Sin embargo, el pueblo guaraní-chiriguano mantuvo vigente el mito, como si la Tierra sin Mal aún no se lo hubiese encontrado, por eso algunos antropólogos consideran que la Cordillera Chiriguana apenas era la antesala del Ivi Maraei; es decir, que estaban cerca pero todavía no habían llegado a ella. Se mantuvo este mito, porque se tenía una clara conciencia de que el quedarse en esa región para siempre podía derivar en “ensuciar la tierra”, por eso había que caminar, no se podía ser sedentario por siempre. El pueblo indígena, de esta manera, sabía (es decir tenía la sabiduría) de que en realidad no era dueño de la tierra, no era dueño de nada, ni siquiera de sí mismo. Su obligación era con la naturaleza de la que se sabía parte.
No habían en realidad paraísos, ni terrenales, ni celestiales, entre las culturas de los pueblos indígenas. Es decir, no existía ni la idea de progreso, ni teológicamente en su imaginario estaba la presencia de un paraíso después de su muerte o del fin del mundo. Por esta razón, solían enterrar a sus muertos con sus pertenencias: al varón con su arco y sus flechas y a la mujer con sus enceres domésticos, porque se creía que estos al llegar al otro mundo que era muy similar al mundo terreno, vivirían en similares condiciones; es decir, tendrían hijos, tendrían que cazar, recolectar y cultivar para subsistir.

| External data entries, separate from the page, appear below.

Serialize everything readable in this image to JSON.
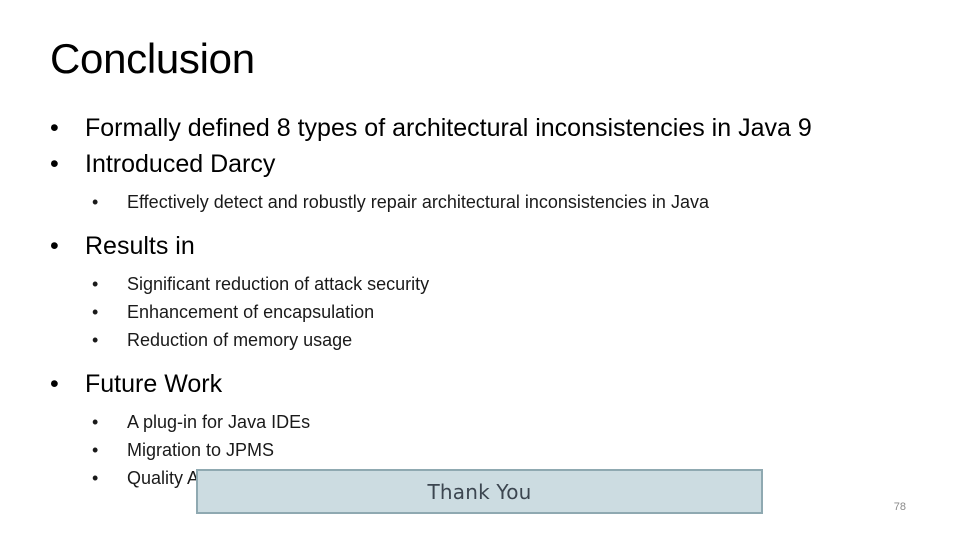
{
  "slide": {
    "title": "Conclusion",
    "page_number": "78",
    "bullet_glyph": "•",
    "colors": {
      "background": "#ffffff",
      "text": "#000000",
      "thankyou_fill": "#ccdce1",
      "thankyou_border": "#8fa9b1",
      "thankyou_text": "#3c4650",
      "page_number": "#8a8a8a"
    },
    "content": [
      {
        "level": 1,
        "text": "Formally defined 8 types of architectural inconsistencies in Java 9"
      },
      {
        "level": 1,
        "text": "Introduced Darcy"
      },
      {
        "level": 2,
        "text": "Effectively detect and robustly repair architectural inconsistencies in Java"
      },
      {
        "level": 1,
        "text": "Results in"
      },
      {
        "level": 2,
        "text": "Significant reduction of attack security"
      },
      {
        "level": 2,
        "text": "Enhancement of encapsulation"
      },
      {
        "level": 2,
        "text": "Reduction of memory usage"
      },
      {
        "level": 1,
        "text": "Future Work"
      },
      {
        "level": 2,
        "text": "A plug-in for Java IDEs"
      },
      {
        "level": 2,
        "text": "Migration to JPMS"
      },
      {
        "level": 2,
        "text": "Quality Assurance and Integration Testing"
      }
    ],
    "thank_you": {
      "label": "Thank You"
    }
  }
}
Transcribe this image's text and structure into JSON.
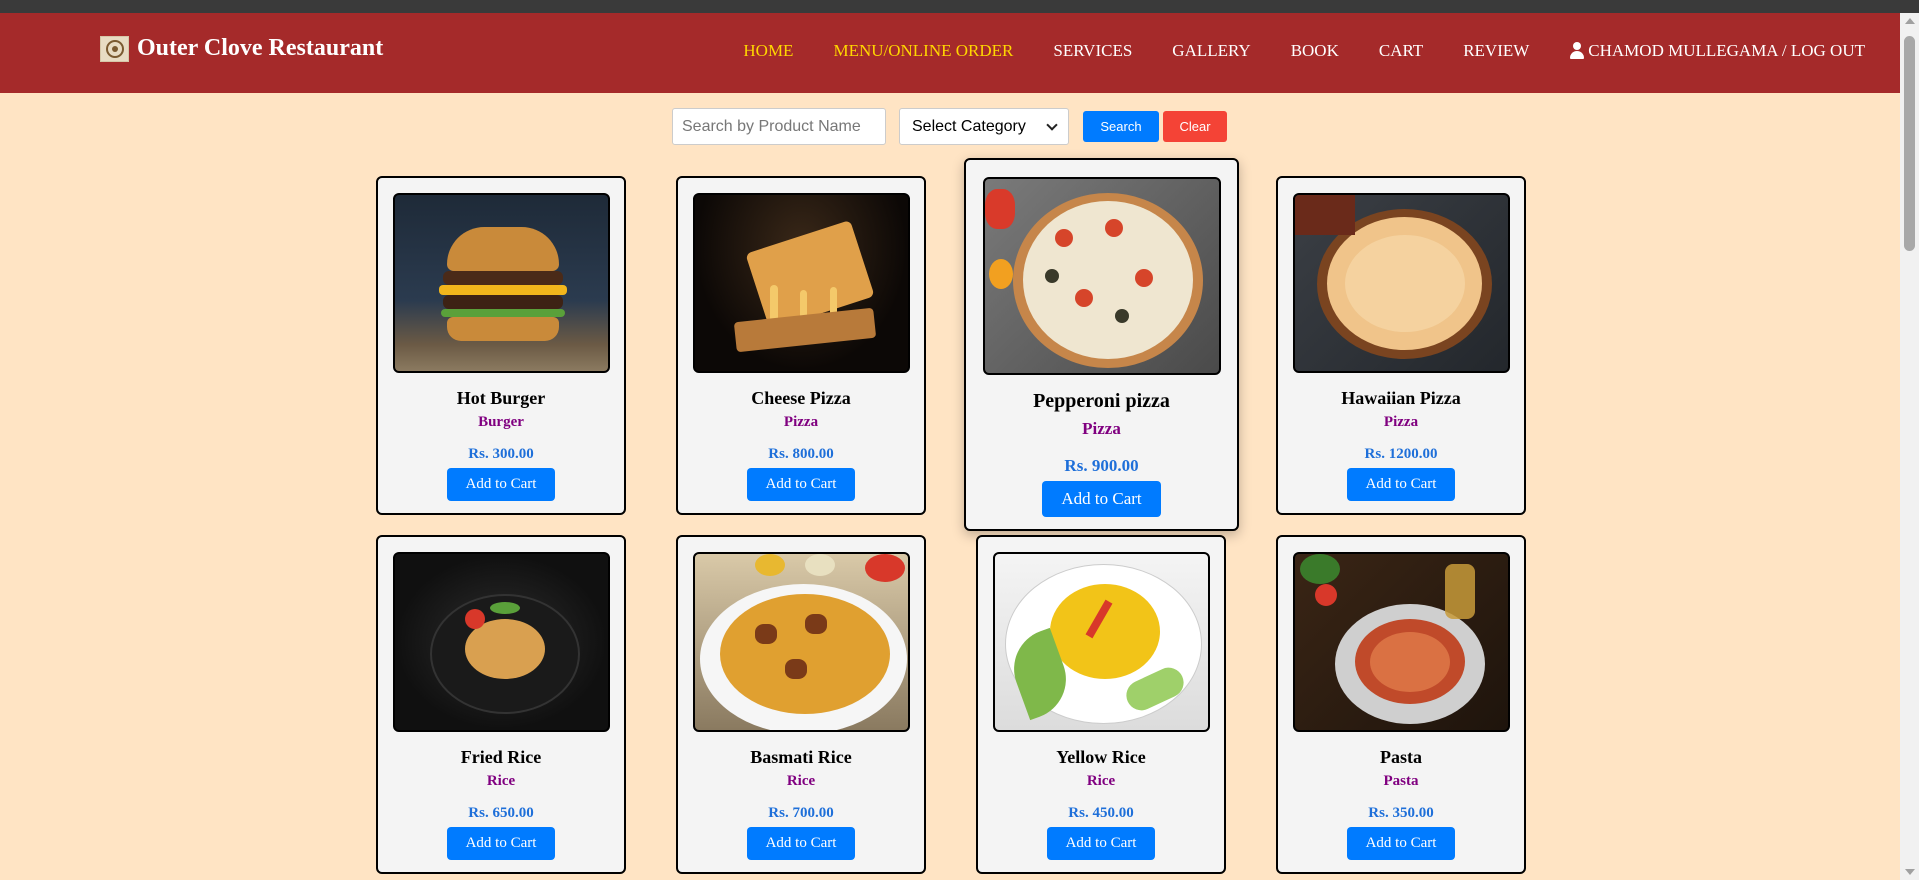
{
  "navbar": {
    "brand": "Outer Clove Restaurant",
    "links": [
      {
        "label": "HOME",
        "active": true
      },
      {
        "label": "MENU/ONLINE ORDER",
        "active": true
      },
      {
        "label": "SERVICES",
        "active": false
      },
      {
        "label": "GALLERY",
        "active": false
      },
      {
        "label": "BOOK",
        "active": false
      },
      {
        "label": "CART",
        "active": false
      },
      {
        "label": "REVIEW",
        "active": false
      }
    ],
    "user_label": "CHAMOD MULLEGAMA / LOG OUT"
  },
  "search": {
    "placeholder": "Search by Product Name",
    "category_selected": "Select Category",
    "search_label": "Search",
    "clear_label": "Clear"
  },
  "products": [
    {
      "name": "Hot Burger",
      "category": "Burger",
      "price": "Rs. 300.00",
      "button": "Add to Cart"
    },
    {
      "name": "Cheese Pizza",
      "category": "Pizza",
      "price": "Rs. 800.00",
      "button": "Add to Cart"
    },
    {
      "name": "Pepperoni pizza",
      "category": "Pizza",
      "price": "Rs. 900.00",
      "button": "Add to Cart"
    },
    {
      "name": "Hawaiian Pizza",
      "category": "Pizza",
      "price": "Rs. 1200.00",
      "button": "Add to Cart"
    },
    {
      "name": "Fried Rice",
      "category": "Rice",
      "price": "Rs. 650.00",
      "button": "Add to Cart"
    },
    {
      "name": "Basmati Rice",
      "category": "Rice",
      "price": "Rs. 700.00",
      "button": "Add to Cart"
    },
    {
      "name": "Yellow Rice",
      "category": "Rice",
      "price": "Rs. 450.00",
      "button": "Add to Cart"
    },
    {
      "name": "Pasta",
      "category": "Pasta",
      "price": "Rs. 350.00",
      "button": "Add to Cart"
    }
  ],
  "colors": {
    "navbar": "#a52a2a",
    "page_bg": "#ffe4c4",
    "active_link": "#ffd700",
    "button_blue": "#007bff",
    "button_red": "#f44336",
    "category_text": "#800080",
    "price_text": "#1e6fd9"
  }
}
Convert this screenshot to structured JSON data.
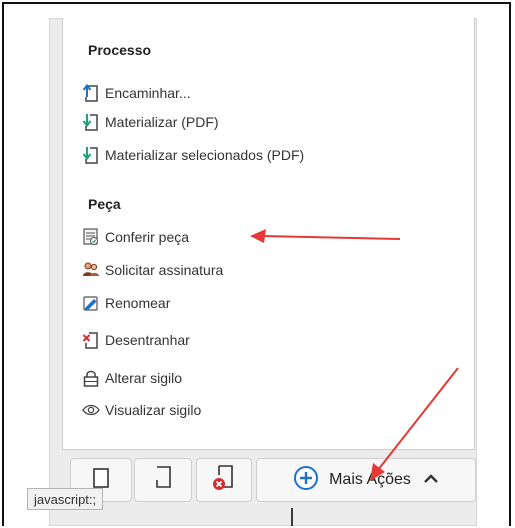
{
  "menu": {
    "sections": [
      {
        "title": "Processo",
        "items": [
          {
            "label": "Encaminhar...",
            "icon": "forward-document-icon"
          },
          {
            "label": "Materializar (PDF)",
            "icon": "download-document-icon"
          },
          {
            "label": "Materializar selecionados (PDF)",
            "icon": "download-document-icon"
          }
        ]
      },
      {
        "title": "Peça",
        "items": [
          {
            "label": "Conferir peça",
            "icon": "check-document-icon"
          },
          {
            "label": "Solicitar assinatura",
            "icon": "users-icon"
          },
          {
            "label": "Renomear",
            "icon": "rename-pencil-icon"
          },
          {
            "label": "Desentranhar",
            "icon": "remove-document-icon"
          },
          {
            "label": "Alterar sigilo",
            "icon": "lock-icon"
          },
          {
            "label": "Visualizar sigilo",
            "icon": "eye-icon"
          }
        ]
      }
    ]
  },
  "toolbar": {
    "more_actions_label": "Mais Ações"
  },
  "status_tooltip": "javascript:;",
  "colors": {
    "annotation_arrow": "#e53935",
    "plus_icon": "#1e6fd0",
    "remove_badge": "#d32f2f",
    "teal_icon": "#1aa37a"
  }
}
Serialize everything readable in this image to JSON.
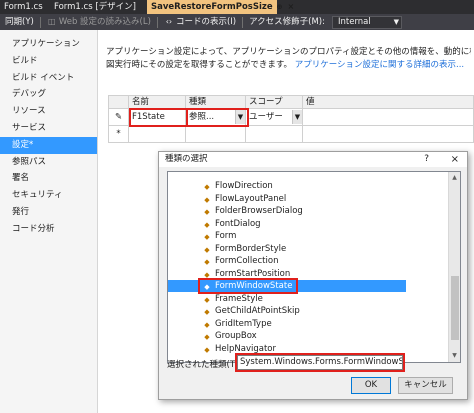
{
  "tabs": [
    {
      "label": "Form1.cs",
      "active": false
    },
    {
      "label": "Form1.cs [デザイン]",
      "active": false
    },
    {
      "label": "SaveRestoreFormPosSize",
      "active": true
    }
  ],
  "active_tab_pin": "⊕",
  "active_tab_close": "×",
  "toolbar": {
    "sync_label": "同期(Y)",
    "load_web_label": "Web 設定の読み込み(L)",
    "view_code_label": "コードの表示(I)",
    "access_modifier_label": "アクセス修飾子(M):",
    "access_modifier_value": "Internal"
  },
  "sidebar": {
    "items": [
      {
        "label": "アプリケーション",
        "selected": false
      },
      {
        "label": "ビルド",
        "selected": false
      },
      {
        "label": "ビルド イベント",
        "selected": false
      },
      {
        "label": "デバッグ",
        "selected": false
      },
      {
        "label": "リソース",
        "selected": false
      },
      {
        "label": "サービス",
        "selected": false
      },
      {
        "label": "設定*",
        "selected": true
      },
      {
        "label": "参照パス",
        "selected": false
      },
      {
        "label": "署名",
        "selected": false
      },
      {
        "label": "セキュリティ",
        "selected": false
      },
      {
        "label": "発行",
        "selected": false
      },
      {
        "label": "コード分析",
        "selected": false
      }
    ]
  },
  "description": {
    "text": "アプリケーション設定によって、アプリケーションのプロパティ設定とその他の情報を、動的に格納、取得するこ",
    "text2": "図実行時にその設定を取得することができます。",
    "link": "アプリケーション設定に関する詳細の表示..."
  },
  "grid": {
    "headers": [
      "",
      "名前",
      "種類",
      "スコープ",
      "値"
    ],
    "rows": [
      {
        "marker": "✎",
        "name": "F1State",
        "type": "参照...",
        "scope": "ユーザー",
        "value": ""
      },
      {
        "marker": "*",
        "name": "",
        "type": "",
        "scope": "",
        "value": ""
      }
    ]
  },
  "dialog": {
    "title": "種類の選択",
    "help": "?",
    "close": "×",
    "tree_items": [
      {
        "label": "FlowDirection",
        "selected": false
      },
      {
        "label": "FlowLayoutPanel",
        "selected": false
      },
      {
        "label": "FolderBrowserDialog",
        "selected": false
      },
      {
        "label": "FontDialog",
        "selected": false
      },
      {
        "label": "Form",
        "selected": false
      },
      {
        "label": "FormBorderStyle",
        "selected": false
      },
      {
        "label": "FormCollection",
        "selected": false
      },
      {
        "label": "FormStartPosition",
        "selected": false
      },
      {
        "label": "FormWindowState",
        "selected": true
      },
      {
        "label": "FrameStyle",
        "selected": false
      },
      {
        "label": "GetChildAtPointSkip",
        "selected": false
      },
      {
        "label": "GridItemType",
        "selected": false
      },
      {
        "label": "GroupBox",
        "selected": false
      },
      {
        "label": "HelpNavigator",
        "selected": false
      }
    ],
    "selected_type_label": "選択された種類(T):",
    "selected_type_value": "System.Windows.Forms.FormWindowState",
    "ok_label": "OK",
    "cancel_label": "キャンセル"
  },
  "colors": {
    "accent": "#3399ff",
    "highlight_box": "#e0201c",
    "active_tab": "#f2c37f"
  }
}
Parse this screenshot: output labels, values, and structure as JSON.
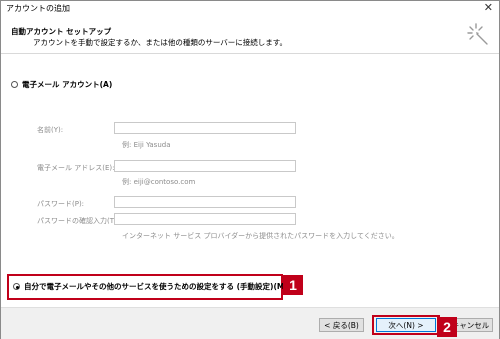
{
  "window": {
    "title": "アカウントの追加",
    "close_glyph": "✕"
  },
  "header": {
    "title": "自動アカウント セットアップ",
    "subtitle": "アカウントを手動で設定するか、または他の種類のサーバーに接続します。",
    "icon": "wizard-sparkle-icon"
  },
  "email_option": {
    "label": "電子メール アカウント(A)",
    "selected": false
  },
  "fields": [
    {
      "label": "名前(Y):",
      "value": "",
      "example": "例: Eiji Yasuda"
    },
    {
      "label": "電子メール アドレス(E):",
      "value": "",
      "example": "例: eiji@contoso.com"
    },
    {
      "label": "パスワード(P):",
      "value": "",
      "example": ""
    },
    {
      "label": "パスワードの確認入力(T):",
      "value": "",
      "example": ""
    }
  ],
  "password_note": "インターネット サービス プロバイダーから提供されたパスワードを入力してください。",
  "manual_option": {
    "label": "自分で電子メールやその他のサービスを使うための設定をする (手動設定)(M)",
    "selected": true
  },
  "badges": {
    "one": "1",
    "two": "2"
  },
  "buttons": {
    "back": "< 戻る(B)",
    "next": "次へ(N) >",
    "cancel": "キャンセル"
  },
  "colors": {
    "highlight": "#c0001a"
  }
}
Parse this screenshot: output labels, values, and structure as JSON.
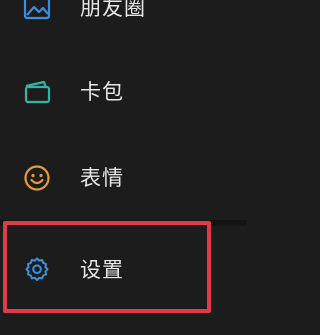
{
  "menu": {
    "items": [
      {
        "label": "朋友圈",
        "icon": "moments-icon"
      },
      {
        "label": "卡包",
        "icon": "card-wallet-icon"
      },
      {
        "label": "表情",
        "icon": "smiley-icon"
      },
      {
        "label": "设置",
        "icon": "gear-icon"
      }
    ]
  },
  "colors": {
    "background": "#1c1c1c",
    "text": "#e8e8e8",
    "moments_icon": "#3b8fe0",
    "cards_icon": "#2fb5a3",
    "emoji_icon": "#e89a3c",
    "settings_icon": "#3b8fe0",
    "highlight": "#e3394a"
  }
}
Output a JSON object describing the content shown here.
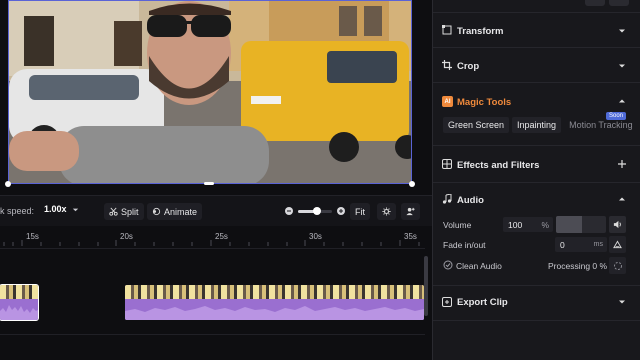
{
  "toolbar": {
    "speed_label": "k speed:",
    "speed_value": "1.00x",
    "split_label": "Split",
    "animate_label": "Animate",
    "fit_label": "Fit",
    "zoom_level": 0.55
  },
  "timeline": {
    "ticks": [
      "15s",
      "20s",
      "25s",
      "30s",
      "35s"
    ]
  },
  "panel": {
    "transform_title": "Transform",
    "crop_title": "Crop",
    "magic_tools_title": "Magic Tools",
    "magic_tabs": [
      "Green Screen",
      "Inpainting",
      "Motion Tracking"
    ],
    "soon_badge": "Soon",
    "effects_title": "Effects and Filters",
    "audio_title": "Audio",
    "volume_label": "Volume",
    "volume_value": "100",
    "volume_unit": "%",
    "fade_label": "Fade in/out",
    "fade_value": "0",
    "fade_unit": "ms",
    "clean_audio_label": "Clean Audio",
    "processing_label": "Processing 0 %",
    "export_title": "Export Clip"
  },
  "colors": {
    "accent": "#5a63d6",
    "clip_purple": "#a67bd6",
    "magic_orange": "#f08a3c"
  }
}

Sin embargo, siempre estuvo presente la conciencia histórica entre ellos, formó parte importante de sus vidas, no se trató por su puesto de la misma que se pregonaba e impulsaba desde el paradigma de la modernidad; ésta estuvo de acuerdo a una conciencia comunitaria. La conciencia histórica sirvió para vivir en armonía con la naturaleza para siempre, evitando así caer en el mal: el progreso.